Were I capable of writing "They", I would like to think I would have worked longer establishing the characters. I have found that it is the audience's (in the case of short stories and novels, the reader) investment in the story is largely related to whether they care – good or ill – about the characters. After that, I would like to think I would have had the presence of mind to build up the natural elements presenting the characters with a daunting challenge (Hobbes does this to some extent, but I found it both rushed and lacking in detail). It would only be after finding a way to mitigate the natural element that they should be introduced and let 'the real horror begin'.
I don't know that I would make much of a recommendation of "They" to the general reader. It is free, so there is no real risk involved. It takes a very short time to read, so there isn't a lengthy investment if one finds they do not like it. And it is readable. But I think the real benefits of "They" are to look upon it as a writing exercise. Could one read it, dissect it, and figure out how to make the general framework into a better story? I think I can do all three, but I certainly don't want to rework the fiction of someone who isn't a writing partner.

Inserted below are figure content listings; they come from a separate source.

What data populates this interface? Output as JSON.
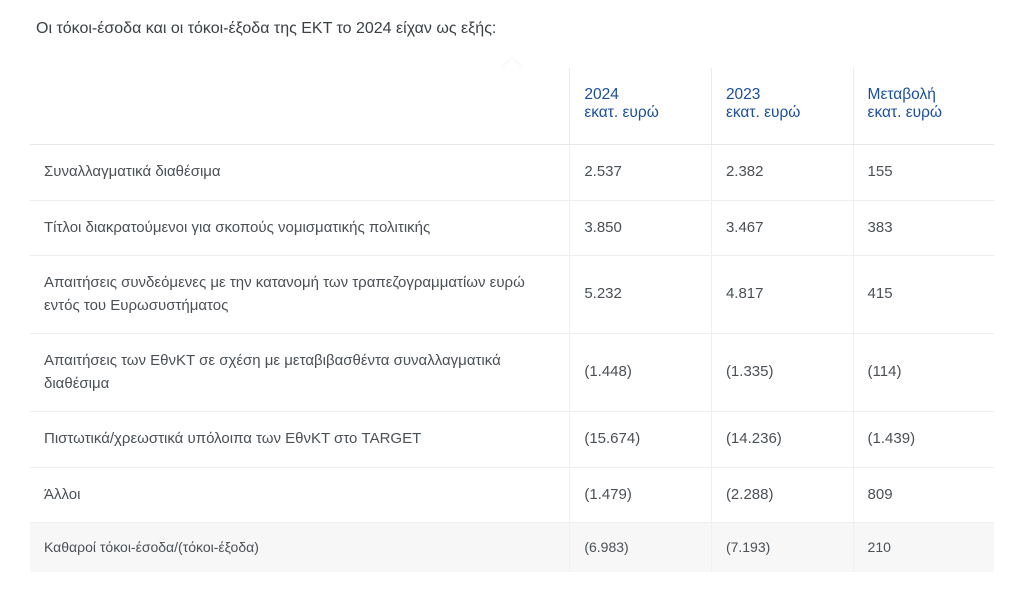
{
  "intro": "Οι τόκοι-έσοδα και οι τόκοι-έξοδα της ΕΚΤ το 2024 είχαν ως εξής:",
  "table": {
    "columns": [
      {
        "year": "",
        "unit": ""
      },
      {
        "year": "2024",
        "unit": "εκατ. ευρώ"
      },
      {
        "year": "2023",
        "unit": "εκατ. ευρώ"
      },
      {
        "year": "Μεταβολή",
        "unit": "εκατ. ευρώ"
      }
    ],
    "rows": [
      {
        "label": "Συναλλαγματικά διαθέσιμα",
        "v2024": "2.537",
        "v2023": "2.382",
        "delta": "155"
      },
      {
        "label": "Τίτλοι διακρατούμενοι για σκοπούς νομισματικής πολιτικής",
        "v2024": "3.850",
        "v2023": "3.467",
        "delta": "383"
      },
      {
        "label": "Απαιτήσεις συνδεόμενες με την κατανομή των τραπεζογραμματίων ευρώ εντός του Ευρωσυστήματος",
        "v2024": "5.232",
        "v2023": "4.817",
        "delta": "415"
      },
      {
        "label": "Απαιτήσεις των ΕθνΚΤ σε σχέση με μεταβιβασθέντα συναλλαγματικά διαθέσιμα",
        "v2024": "(1.448)",
        "v2023": "(1.335)",
        "delta": "(114)"
      },
      {
        "label": "Πιστωτικά/χρεωστικά υπόλοιπα των ΕθνΚΤ στο TARGET",
        "v2024": "(15.674)",
        "v2023": "(14.236)",
        "delta": "(1.439)"
      },
      {
        "label": "Άλλοι",
        "v2024": "(1.479)",
        "v2023": "(2.288)",
        "delta": "809"
      }
    ],
    "summary": {
      "label": "Καθαροί τόκοι-έσοδα/(τόκοι-έξοδα)",
      "v2024": "(6.983)",
      "v2023": "(7.193)",
      "delta": "210"
    }
  }
}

I would say that "They" is reminiscent of the kind of teenage horror my friends and I tried to implement into our roleplaying games back in the late 1980s and early 1990s. There is some value in the nostalgia. As someone who is not accustomed to reading much in the way of horror fiction – it took me a decade to realize that I like horror films – I cannot offer ultimate judgment to it. It is not the first thing I would recommend to a friend, but it may satisfy those who are much more familiar with the genre.